And I’m glad it’s being sued.
Iowa State University’s speech policies place strict limits on the ways in which students can express support for political candidates — and now, thankfully, the school is being sued over it.
According to a piece in The College Fix, Iowa State bans writing political messages in chalk on its sidewalks, as well as student emails supporting candidates and campaigns. (Interestingly enough, as The Fix also notes, it does allow emails opposing them.)
In response to these policies (as well as to the school’s Campus Climate Reporting System), the pro-free-speech nonprofit Speech First filed a federal lawsuit against the taxpayer-funded school on Thursday, arguing that the school’s policies violate both state law and students’ First and Fourteenth Amendment rights.
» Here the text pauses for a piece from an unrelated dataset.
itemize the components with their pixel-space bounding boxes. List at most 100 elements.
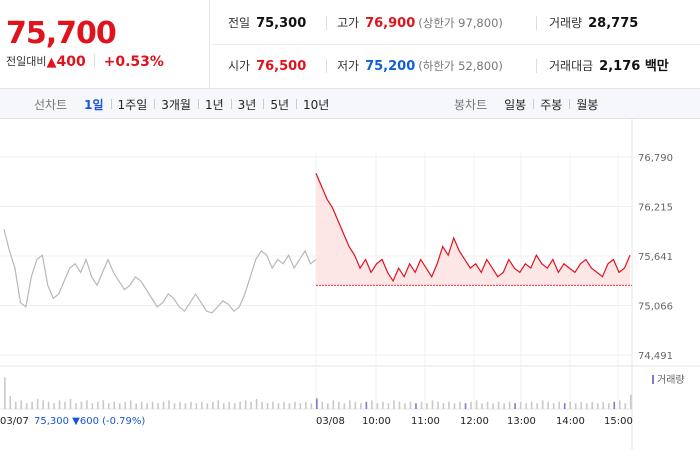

“One month out from a major political primary, students have been significantly — and unconstitutionally — burdened from participating in the political process,” Speech First president Nicole Neily said, according to The Fix.
The nonprofit is reportedly demanding permanent injunctions against the school’s policies on constitutional grounds, as well as preliminary injunctions to scrap the chalking and email bans before the Iowa caucuses, which take place February 3.
In response to an inquiry about the school’s treatment of speech, The Fix received a statement from the college’s president, Wendy Wintersteen. In the statement, Wintersteen gives the predictable defense: Certain speech, “while protected by the First Amendment, is also hurtful and harmful to many students,” and the school “takes seriously its obligation mandated by federal law to create and maintain a campus that is free from illegal discrimination and harassment.”
Wintersteen claimed that the campus has dealt with instances of “bigoted, hateful, racist, and anti-Semitic messaging.”
“Iowa State University will continue to champion the First Amendment in our efforts to create a campus where all individuals and ideas are welcome and included,” Wintersteen said.
According to Speech First, however, the school’s anti-chalking policy violates an Iowa law that states that a “member of the campus community who wishes to engage in noncommercial expressive activity in outdoor areas of campus shall be permitted to do so freely.” As for the school’s email policy — a violation of which, The Fix reports, can result in suspension from the campus email network, fines, and other disciplinary action — Speech First claims that it violates students’ constitutional rights by implementing content-and-viewpoint-based restrictions on protected speech. Finally, it argues that the school’s Campus Climate Reporting System also represents a constitutional violation.
Seeing as Iowa State is a public university, I would have a really hard time understanding how all of these policies could possibly be legal and constitutional. The thing is, though, even if I’m wrong (or, should I say, even if a judge disagrees with me), I still would have a hard time understanding how the university could ever think that these sorts of policies would be in the best interest of their students anyway.
Let me be clear: Speech First states that the school’s current policies are “irreparably harming countless students” and depriving them of the “opportunity to challenge, debate, and learn from the views and experiences of their classmates” — and I completely, wholeheartedly agree.
The school’s reason for these policies may be to ensure that its students are comfortable on campus, but what they’re really doing is ensuring that its students will be very uncomfortable once they leave. I understand the desire to protect students from awful things like racism and sexism, but banning all political chalking and politically supportive emails in an attempt to achieve this is like trying to kill a fly with a nuclear bomb.
College is supposed to be a place that prepares its students for the real world. That’s the entire purpose of attending! Learning how to be an engaged citizen is something that should be encouraged in this kind of environment, not restricted. After all, not only is political engagement an important part of our culture, it’s also an increasingly unavoidable one. In just a few short years (um, at least hopefully?) these now-students are going to leave campus — and, once they do, they’ll have no choice but to deal with politics. If they haven’t had the opportunity to practice this on campus, then they’re automatically going to have a much harder time once they’re off it.
The truth is, if Iowa State really wants to prepare its students for the future, then it needs to completely change its approach. Rather than forcing these young people to abruptly adapt to basic speech freedoms once they graduate, it should be encouraging them to develop them somewhere where the stakes are lower, and they have much easier access to guidance and support: on campus.